Deutschlands Stromerzeugung 2025: Erneuerbare dominieren weiterhin
Die inländische Stromproduktion in Deutschland stammte auch im Jahr 2025 überwiegend aus erneuerbaren Energiequellen. Nach Berechnungen des Statistischen Bundesamtes wurden 58,6 Prozent der ins Netz eingespeisten Strommenge aus Windkraft, Sonne und Biogas gewonnen. Damit setzt sich der Trend der vergangenen Jahre fort, obwohl der Anteil der Erneuerbaren im Vergleich zu 2024 um knapp einen Prozentpunkt leicht zurückging.

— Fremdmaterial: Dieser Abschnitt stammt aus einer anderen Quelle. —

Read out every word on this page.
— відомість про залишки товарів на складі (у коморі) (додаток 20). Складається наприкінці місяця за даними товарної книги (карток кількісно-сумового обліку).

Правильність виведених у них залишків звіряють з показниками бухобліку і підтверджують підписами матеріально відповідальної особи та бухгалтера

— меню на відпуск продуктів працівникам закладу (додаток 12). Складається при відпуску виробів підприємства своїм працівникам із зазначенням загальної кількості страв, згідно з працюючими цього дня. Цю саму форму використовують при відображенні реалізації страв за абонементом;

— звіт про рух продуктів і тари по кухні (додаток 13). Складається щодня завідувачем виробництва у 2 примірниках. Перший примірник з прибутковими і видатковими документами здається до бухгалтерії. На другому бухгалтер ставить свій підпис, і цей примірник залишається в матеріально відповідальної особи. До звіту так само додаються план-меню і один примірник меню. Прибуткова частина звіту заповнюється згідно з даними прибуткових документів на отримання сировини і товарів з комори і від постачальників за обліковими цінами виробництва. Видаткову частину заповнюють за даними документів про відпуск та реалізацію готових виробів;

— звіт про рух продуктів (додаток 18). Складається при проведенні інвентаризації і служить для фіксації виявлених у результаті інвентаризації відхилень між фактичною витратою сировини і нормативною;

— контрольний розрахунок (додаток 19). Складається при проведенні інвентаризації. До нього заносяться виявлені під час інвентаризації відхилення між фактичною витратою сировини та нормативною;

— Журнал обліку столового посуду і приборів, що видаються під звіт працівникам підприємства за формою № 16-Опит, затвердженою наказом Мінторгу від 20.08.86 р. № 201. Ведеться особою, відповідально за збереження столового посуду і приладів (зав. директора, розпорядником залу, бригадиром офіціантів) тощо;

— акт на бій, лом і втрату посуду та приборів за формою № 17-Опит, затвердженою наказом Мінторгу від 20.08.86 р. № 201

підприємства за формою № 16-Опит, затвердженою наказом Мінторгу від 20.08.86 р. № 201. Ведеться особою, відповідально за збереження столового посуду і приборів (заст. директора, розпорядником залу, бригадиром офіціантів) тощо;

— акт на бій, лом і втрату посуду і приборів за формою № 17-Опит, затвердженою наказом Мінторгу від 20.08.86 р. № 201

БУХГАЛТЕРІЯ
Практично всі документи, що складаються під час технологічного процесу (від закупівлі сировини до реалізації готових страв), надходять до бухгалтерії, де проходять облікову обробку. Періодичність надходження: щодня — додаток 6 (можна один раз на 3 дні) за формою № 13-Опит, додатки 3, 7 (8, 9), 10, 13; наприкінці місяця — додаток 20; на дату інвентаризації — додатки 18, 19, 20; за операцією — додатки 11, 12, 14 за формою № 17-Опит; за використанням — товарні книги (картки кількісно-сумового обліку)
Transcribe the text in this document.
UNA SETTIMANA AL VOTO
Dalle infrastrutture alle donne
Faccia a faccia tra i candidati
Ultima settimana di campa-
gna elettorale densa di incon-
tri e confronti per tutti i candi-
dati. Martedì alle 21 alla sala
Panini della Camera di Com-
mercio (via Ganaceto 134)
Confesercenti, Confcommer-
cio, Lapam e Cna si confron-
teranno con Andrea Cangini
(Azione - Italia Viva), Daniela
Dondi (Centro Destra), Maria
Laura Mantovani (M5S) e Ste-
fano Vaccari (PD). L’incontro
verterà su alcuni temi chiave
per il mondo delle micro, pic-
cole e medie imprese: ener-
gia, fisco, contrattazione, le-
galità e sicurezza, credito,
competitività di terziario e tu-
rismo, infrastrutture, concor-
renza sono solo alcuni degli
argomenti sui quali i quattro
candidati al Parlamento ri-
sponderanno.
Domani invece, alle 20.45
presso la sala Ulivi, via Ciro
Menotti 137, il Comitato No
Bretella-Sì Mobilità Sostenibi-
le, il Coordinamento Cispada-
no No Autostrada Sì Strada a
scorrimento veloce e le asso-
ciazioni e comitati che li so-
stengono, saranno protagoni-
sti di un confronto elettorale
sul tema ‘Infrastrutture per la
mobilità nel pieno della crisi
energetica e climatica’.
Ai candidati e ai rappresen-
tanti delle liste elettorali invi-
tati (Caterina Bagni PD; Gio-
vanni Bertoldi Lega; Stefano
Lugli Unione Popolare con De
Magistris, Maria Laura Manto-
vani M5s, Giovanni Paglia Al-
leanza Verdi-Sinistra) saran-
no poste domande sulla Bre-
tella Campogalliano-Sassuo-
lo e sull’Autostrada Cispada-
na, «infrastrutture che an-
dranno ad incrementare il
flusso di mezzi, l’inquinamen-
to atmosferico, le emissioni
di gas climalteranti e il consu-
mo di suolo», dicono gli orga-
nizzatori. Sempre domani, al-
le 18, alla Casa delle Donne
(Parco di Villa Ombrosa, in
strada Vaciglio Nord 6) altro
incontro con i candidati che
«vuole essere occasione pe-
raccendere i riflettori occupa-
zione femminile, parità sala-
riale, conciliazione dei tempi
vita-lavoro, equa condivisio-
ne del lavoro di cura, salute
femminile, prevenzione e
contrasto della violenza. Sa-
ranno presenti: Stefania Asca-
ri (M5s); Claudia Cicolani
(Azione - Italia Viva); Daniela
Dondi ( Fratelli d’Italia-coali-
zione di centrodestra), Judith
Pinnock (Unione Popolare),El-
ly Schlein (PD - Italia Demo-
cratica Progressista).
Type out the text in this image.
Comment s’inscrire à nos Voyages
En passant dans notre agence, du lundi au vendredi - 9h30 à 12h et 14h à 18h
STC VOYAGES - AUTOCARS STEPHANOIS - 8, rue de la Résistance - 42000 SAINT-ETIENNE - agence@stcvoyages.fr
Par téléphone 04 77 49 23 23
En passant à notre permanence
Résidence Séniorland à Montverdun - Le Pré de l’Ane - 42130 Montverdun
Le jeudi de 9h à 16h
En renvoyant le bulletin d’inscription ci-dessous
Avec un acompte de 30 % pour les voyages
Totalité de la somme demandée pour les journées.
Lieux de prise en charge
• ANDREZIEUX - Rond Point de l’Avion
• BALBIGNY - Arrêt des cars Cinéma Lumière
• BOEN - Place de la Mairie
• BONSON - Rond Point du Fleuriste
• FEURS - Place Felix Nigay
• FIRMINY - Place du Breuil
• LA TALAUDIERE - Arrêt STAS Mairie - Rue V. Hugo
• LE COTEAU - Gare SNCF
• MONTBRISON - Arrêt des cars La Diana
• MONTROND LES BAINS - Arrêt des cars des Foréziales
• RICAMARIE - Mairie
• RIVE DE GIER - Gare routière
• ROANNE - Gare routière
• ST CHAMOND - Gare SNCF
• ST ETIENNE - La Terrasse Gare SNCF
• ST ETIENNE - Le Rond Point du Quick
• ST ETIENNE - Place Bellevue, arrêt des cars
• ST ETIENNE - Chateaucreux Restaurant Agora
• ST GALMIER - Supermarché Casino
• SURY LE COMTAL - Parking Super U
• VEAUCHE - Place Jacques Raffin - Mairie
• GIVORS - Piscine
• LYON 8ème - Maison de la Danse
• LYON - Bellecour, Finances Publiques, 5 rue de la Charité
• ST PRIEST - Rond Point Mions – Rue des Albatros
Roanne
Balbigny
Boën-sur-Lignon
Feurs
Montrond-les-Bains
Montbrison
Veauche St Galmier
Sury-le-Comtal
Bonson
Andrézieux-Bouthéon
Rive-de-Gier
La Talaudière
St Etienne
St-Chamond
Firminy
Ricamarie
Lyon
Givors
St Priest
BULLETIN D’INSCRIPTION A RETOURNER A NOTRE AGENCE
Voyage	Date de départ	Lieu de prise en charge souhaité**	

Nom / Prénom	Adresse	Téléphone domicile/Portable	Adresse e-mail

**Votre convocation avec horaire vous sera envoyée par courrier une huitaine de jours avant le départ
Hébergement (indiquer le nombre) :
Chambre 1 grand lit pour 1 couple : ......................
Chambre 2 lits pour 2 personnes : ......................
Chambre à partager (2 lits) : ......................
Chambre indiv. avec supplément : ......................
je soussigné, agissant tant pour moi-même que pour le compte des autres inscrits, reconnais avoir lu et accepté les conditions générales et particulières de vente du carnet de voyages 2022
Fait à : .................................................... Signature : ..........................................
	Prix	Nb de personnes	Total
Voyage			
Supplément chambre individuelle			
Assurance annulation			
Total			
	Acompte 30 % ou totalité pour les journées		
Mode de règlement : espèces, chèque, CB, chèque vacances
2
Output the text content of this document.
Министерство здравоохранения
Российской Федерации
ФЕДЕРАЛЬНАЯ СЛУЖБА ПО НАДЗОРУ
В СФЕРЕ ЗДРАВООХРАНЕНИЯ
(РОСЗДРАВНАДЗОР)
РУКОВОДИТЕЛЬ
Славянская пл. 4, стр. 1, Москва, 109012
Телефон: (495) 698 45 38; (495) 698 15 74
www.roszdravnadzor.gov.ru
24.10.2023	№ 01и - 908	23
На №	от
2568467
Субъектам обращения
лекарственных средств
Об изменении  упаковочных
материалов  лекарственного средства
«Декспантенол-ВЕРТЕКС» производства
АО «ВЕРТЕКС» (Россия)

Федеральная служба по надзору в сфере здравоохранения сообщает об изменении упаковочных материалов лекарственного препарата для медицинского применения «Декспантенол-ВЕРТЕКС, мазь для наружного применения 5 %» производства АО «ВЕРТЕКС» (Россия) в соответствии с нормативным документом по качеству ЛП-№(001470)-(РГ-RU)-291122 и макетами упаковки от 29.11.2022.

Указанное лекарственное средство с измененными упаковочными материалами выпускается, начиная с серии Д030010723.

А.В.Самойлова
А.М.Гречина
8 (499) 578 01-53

Windkraft bleibt führend, Solarstrom bricht alle Rekorde
Trotz einer leicht rückläufigen Menge blieb die Windkraft mit einem Anteil von 30 Prozent an der Gesamtstromerzeugung der wichtigste Energieträger in Deutschland. Die eigentliche Überraschung des Jahres 2025 war jedoch die Photovoltaik: Die Stromeinspeisung aus Solaranlagen stieg im Vergleich zum Vorjahr um beeindruckende 17,4 Prozent auf 70,1 Milliarden Kilowattstunden an.
Sowohl die produzierte Menge als auch der Anteil von 16 Prozent an der gesamten inländischen Stromproduktion markieren Höchstwerte seit Beginn der Erhebung im Jahr 2018. Damit steht Solarstrom erstmals knapp hinter der Stromerzeugung aus Erdgas, die ebenfalls einen Rekordwert erreichte.
Konventionelle Energieträger legen zu
Während die Strommenge aus erneuerbaren Quellen mit 256,9 Milliarden Kilowattstunden nahezu unverändert blieb, verzeichneten konventionelle Energieträger ein Wachstum von 3,6 Prozent auf 181,3 Milliarden Kilowattstunden. Ihr Anteil an der Gesamtstromerzeugung stieg damit auf 41,4 Prozent.
Besonders bemerkenswert ist die Entwicklung bei Erdgas: Mit 70,6 Milliarden Kilowattstunden und einem Anteil von 16,1 Prozent übertraf die Gasverstromung knapp die Photovoltaik und verzeichnete ein Plus von 10,2 Prozent gegenüber dem Vorjahr.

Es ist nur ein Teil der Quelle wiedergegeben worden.